Consumers want to support small businesses this holiday season--and they're willing to pay more to do so.
A new Small Business Holiday Omnibus survey from Wells Fargo shows that 74 percent of holiday shoppers are willing to spend more to shop at a small business. The reasons shoppers cite include better customer service, the ability to find unique items, and a desire to support their communities. The report also shows that older shoppers and parents of older children are more likely to head to the store for an in-person shopping experience.
The interest in supporting small businesses is heartening. But businesses need to be equipped to support that demand at the register, especially since a growing number of customers won't frequent a business if it doesn't offer a contactless payment method.

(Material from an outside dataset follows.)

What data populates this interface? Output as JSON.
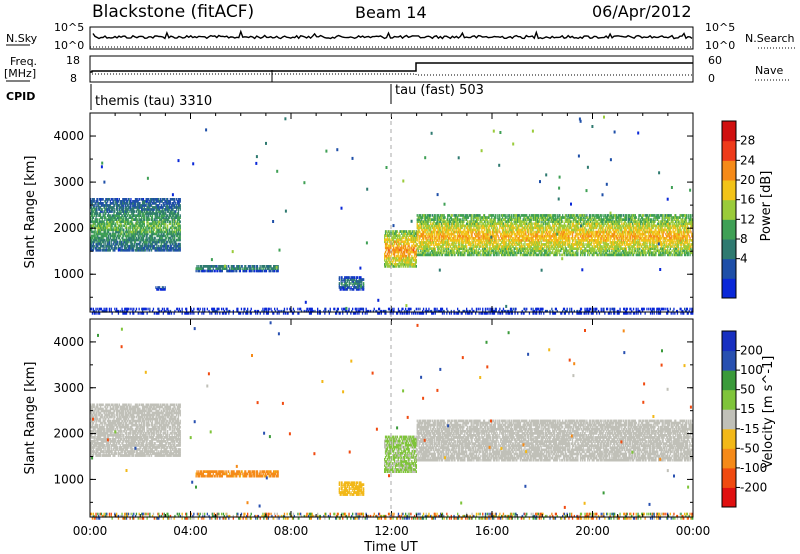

That's according to Visa, which earlier this year published a report noting that contactless card payments climbed by 30 percent year-over-year and that nearly half of consumers refuse to shop at a location that doesn't offer any contactless payment options. And as the pandemic forges on, the divide between contactless payments and the payment methods of yesteryear could widen.
A separate report from Wells Fargo published in December 2020 cites that a fifth of consumers made their first contactless payment during the pandemic, and more than half of them will keep using that payment method, per the National Retail Federation. The retail trade association also found that roughly two-thirds of retailers are now accepting some type of contactless payment to accommodate consumer preference as of last year.
For a competitive edge, small businesses should look to technologies that can "speed up their access to working capital," according to Linda Cascardo, a national sales executive with Wells Fargo's Global Treasury Management. That includes anything from automated clearing house, real-time payments, commercial cards, and more.
"The shift to digital payables and receivables is expected to be permanent, and companies that have accelerated adoption during the pandemic are likely to have a competitive advantage," Cascardo says.
Modern point-of-sale systems don't just involve cards these days, given that mobile payment systems are making waves as well. And, in the future, consumers might not even reach for their phones but their wearables when they're checking out. Voice-activated payments may also be on the horizon, with October 2020 research from consumer marketing research firm Phoenix Synergistics showing that 54 percent of Gen-Zers and 33 percent of Millennials expressed interest in the method.